Employment Pass. An employment pass is issued to the expatriate to enable him to stay and work legally in Malaysia. Before the employment pass can be issued, the employment of the foreign worker must be approved by the Expatriate Committee or the relevant regulatory agency. An employment pass is valid for a period of not exceeding two years.
Temporary Employment Pass. A temporary employment pass is for unskilled or semi-skilled workers in the manufacturing, agriculture, construction and services fields.
Professional Visit Pass. Issued to foreign nationals who remain employed by the company in the home country are required by a Malaysian company to provide certain services.
No occupier (including an employer) shall permit any illegal immigrant to enter or remain at any premises. Upon conviction, the occupier shall be liable to a fine of not less than RM5,000 but not more than RM30,000 or imprisonment for a term not exceeding 12 months or to both for each illegal immigrant found at the premises (Section 55E(2), Immigration Act 1959/63).
Where an employee has been convicted of the same offence previously, the employer shall be liable to a fine of not less than RM10,000 but not more than RM60,000 or to imprisonment of 2 years or to both for each illegal immigrant found at the premises.
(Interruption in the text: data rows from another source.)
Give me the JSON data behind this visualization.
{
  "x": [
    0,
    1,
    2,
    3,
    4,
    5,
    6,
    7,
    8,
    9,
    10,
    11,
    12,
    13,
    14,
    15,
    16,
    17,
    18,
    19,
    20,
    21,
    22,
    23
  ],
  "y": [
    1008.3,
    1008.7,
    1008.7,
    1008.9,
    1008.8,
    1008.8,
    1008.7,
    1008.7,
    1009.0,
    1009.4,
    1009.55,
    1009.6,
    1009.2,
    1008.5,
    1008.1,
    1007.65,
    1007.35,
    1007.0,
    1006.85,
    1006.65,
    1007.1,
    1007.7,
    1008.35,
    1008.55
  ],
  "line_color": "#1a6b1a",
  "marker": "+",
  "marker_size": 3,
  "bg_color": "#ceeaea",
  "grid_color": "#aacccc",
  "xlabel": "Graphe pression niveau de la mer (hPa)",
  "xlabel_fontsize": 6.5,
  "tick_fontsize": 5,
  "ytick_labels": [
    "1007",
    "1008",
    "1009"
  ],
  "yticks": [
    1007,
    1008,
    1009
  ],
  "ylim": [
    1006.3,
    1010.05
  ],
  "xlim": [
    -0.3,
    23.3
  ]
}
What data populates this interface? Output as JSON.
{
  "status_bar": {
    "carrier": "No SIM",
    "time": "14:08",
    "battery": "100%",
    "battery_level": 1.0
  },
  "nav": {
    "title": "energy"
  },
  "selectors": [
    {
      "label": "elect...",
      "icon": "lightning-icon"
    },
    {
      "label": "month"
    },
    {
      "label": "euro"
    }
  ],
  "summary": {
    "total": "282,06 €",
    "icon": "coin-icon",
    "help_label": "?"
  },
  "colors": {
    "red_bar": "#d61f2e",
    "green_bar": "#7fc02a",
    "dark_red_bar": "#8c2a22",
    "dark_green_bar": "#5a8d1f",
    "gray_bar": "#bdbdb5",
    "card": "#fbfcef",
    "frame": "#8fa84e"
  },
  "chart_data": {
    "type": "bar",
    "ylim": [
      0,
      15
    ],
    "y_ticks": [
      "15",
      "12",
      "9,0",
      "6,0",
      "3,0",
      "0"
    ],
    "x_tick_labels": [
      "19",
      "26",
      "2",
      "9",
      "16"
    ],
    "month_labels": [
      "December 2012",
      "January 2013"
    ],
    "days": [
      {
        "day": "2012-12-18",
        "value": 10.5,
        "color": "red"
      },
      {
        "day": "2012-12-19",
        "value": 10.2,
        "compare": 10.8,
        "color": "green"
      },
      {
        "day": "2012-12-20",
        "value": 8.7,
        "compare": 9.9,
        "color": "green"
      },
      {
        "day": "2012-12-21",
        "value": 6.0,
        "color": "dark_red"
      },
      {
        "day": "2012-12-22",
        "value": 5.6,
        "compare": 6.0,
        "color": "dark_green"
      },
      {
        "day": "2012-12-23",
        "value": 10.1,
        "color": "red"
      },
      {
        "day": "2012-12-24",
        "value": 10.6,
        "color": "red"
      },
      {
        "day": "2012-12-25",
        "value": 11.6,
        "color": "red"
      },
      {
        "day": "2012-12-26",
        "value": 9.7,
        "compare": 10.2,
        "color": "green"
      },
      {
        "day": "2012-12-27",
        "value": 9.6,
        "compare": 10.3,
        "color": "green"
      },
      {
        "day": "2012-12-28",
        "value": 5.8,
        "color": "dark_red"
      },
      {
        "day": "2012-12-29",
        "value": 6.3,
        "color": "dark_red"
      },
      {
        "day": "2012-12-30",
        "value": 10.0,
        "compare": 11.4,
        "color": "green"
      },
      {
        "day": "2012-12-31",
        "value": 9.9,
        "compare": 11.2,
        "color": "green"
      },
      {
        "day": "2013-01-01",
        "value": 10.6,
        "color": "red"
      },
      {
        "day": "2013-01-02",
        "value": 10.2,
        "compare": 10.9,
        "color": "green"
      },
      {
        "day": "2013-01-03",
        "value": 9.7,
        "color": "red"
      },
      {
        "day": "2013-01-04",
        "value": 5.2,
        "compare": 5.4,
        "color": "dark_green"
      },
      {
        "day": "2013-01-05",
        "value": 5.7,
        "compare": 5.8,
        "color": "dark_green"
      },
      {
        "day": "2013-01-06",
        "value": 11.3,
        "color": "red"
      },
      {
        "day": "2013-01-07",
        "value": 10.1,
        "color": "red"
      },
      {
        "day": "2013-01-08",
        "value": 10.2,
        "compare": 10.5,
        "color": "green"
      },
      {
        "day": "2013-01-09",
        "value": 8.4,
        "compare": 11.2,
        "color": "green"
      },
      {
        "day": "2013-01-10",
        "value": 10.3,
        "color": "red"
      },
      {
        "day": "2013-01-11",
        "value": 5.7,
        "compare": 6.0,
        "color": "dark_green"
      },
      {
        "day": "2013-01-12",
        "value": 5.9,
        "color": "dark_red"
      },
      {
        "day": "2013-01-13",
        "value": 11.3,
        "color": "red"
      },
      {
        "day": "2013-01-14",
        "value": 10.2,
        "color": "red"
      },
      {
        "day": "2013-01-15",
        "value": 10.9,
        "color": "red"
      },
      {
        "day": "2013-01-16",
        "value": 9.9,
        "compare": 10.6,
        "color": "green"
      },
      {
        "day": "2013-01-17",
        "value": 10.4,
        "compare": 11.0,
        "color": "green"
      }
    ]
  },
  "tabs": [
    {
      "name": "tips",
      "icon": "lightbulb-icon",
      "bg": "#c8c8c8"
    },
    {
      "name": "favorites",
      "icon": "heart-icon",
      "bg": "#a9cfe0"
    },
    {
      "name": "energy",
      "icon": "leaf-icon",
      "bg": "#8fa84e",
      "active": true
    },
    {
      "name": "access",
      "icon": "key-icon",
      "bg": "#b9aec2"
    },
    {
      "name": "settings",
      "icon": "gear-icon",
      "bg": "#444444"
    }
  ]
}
Where the offender is a body corporate, a member of the board of directors, a manager, a secretary or any person holding office of a manager or secretary when the offence was committed, shall be guilty of an offence and be liable to the same punishment as the body corporate (Section 55E(6), Immigration Act 1959/63).
The employer who employs or harbors the illegal workers will have to bear all expenses for removing the illegal non-citizens. The employer shall also be required to reimburse the Government of all expenses incurred in detention and maintenance of that person pending deportation.